Published online by Cambridge University Press: 05 February 2013
In Morte Darthur, Malory employs two distinct modes of the word ‘treason’. In one mode, the senses and applications of the noun ‘treason’ are extrapolated from the ways in which Malory assimilated legal terminology and in which the definition of ‘treason’ is founded in the English statute law 25 Edward III Statute 5 (the Treason Act of 1351). Malory developed the other mode from his French source texts, which in turn based their use of ‘treason’ on the way it was understood in thirteenth-century France. I propose to call these two modes of Malory's respectively ‘legal’ and ‘literary’. The first objective of this essay is to examine Malory's uses of the vocabulary of treason. The second objective is to examine the ways in which this dual usage of the language of treason impacts upon the movement and message of the final two books: ‘Launcelot and Guenevere’ and the ‘Morte Arthur Saunz Guerdon’.

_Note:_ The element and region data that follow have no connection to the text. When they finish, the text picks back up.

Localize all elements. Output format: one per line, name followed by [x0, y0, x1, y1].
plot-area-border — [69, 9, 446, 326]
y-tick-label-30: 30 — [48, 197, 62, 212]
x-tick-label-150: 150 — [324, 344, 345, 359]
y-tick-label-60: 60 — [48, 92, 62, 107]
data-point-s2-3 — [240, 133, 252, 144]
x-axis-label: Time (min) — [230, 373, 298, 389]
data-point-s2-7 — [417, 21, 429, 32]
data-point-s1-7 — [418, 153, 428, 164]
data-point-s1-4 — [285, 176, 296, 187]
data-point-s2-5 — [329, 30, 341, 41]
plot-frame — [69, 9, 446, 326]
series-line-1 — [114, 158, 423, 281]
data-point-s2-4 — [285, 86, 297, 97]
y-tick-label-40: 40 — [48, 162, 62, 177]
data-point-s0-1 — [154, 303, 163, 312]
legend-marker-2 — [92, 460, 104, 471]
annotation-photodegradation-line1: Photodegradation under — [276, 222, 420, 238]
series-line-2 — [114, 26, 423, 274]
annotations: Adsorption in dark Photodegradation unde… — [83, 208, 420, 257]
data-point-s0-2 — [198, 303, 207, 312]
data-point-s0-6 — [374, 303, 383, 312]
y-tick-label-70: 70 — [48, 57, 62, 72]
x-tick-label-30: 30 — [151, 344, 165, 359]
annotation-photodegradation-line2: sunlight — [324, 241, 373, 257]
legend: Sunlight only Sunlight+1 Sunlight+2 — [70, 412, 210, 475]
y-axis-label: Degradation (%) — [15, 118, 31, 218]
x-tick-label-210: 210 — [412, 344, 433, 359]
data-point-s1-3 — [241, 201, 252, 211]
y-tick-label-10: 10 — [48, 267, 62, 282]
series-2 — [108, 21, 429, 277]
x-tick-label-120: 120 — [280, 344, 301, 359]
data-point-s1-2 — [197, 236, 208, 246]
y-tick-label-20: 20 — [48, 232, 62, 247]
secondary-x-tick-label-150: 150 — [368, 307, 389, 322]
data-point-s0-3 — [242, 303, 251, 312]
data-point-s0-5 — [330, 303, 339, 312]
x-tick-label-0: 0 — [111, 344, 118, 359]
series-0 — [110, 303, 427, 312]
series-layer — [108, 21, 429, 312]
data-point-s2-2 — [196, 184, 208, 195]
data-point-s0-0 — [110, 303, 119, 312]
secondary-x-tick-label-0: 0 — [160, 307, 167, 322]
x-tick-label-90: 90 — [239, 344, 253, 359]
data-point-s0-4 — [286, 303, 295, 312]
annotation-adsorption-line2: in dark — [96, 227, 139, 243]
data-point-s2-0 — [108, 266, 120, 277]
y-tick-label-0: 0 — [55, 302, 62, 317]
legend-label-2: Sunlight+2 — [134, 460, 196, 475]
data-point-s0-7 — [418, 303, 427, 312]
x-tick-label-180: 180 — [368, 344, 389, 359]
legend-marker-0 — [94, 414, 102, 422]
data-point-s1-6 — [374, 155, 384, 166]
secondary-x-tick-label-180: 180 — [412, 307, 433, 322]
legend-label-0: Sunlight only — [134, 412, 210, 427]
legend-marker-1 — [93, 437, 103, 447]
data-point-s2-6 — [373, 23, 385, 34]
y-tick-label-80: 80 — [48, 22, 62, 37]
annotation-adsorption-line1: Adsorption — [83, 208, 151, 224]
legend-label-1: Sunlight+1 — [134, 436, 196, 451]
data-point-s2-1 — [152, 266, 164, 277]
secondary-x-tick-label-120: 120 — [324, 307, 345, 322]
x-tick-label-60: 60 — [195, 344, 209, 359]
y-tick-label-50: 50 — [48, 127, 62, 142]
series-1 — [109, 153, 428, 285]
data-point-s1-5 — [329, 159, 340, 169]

The Treason Act of 1351, quoted at length since it is referred to regularly in this article, defines treason as occurring when
Man doth compass or imagine the Death of our Lord the King, or of our Lady his Queen or of their eldest Son and Heir; or if a Man do violate the King’s Companion, or the King’s eldest Daughter unmarried, or the Wife of the King’s eldest Son and Heir; or if a Man do levy War against our Lord the King in his Realm, or be adherent to the King’s Enemies in his Realm, giving to them Aid and Comfort in the Realm or elsewhere, and thereof be probably attainted of open Deed by the People of their condition… and if a Man Slea the Chancellor, Treasurer, or the King’s Justices of the one Bench or the other, Justices in Eyre, or Justices of Assise, and all other Justices assigned to hear and determined, being in their Places, doing their Offices: And it is to be understood, that in the Cases above rehearsed, that ought to be judged Treason which extends to our Lord the King, and his Royal Majesty.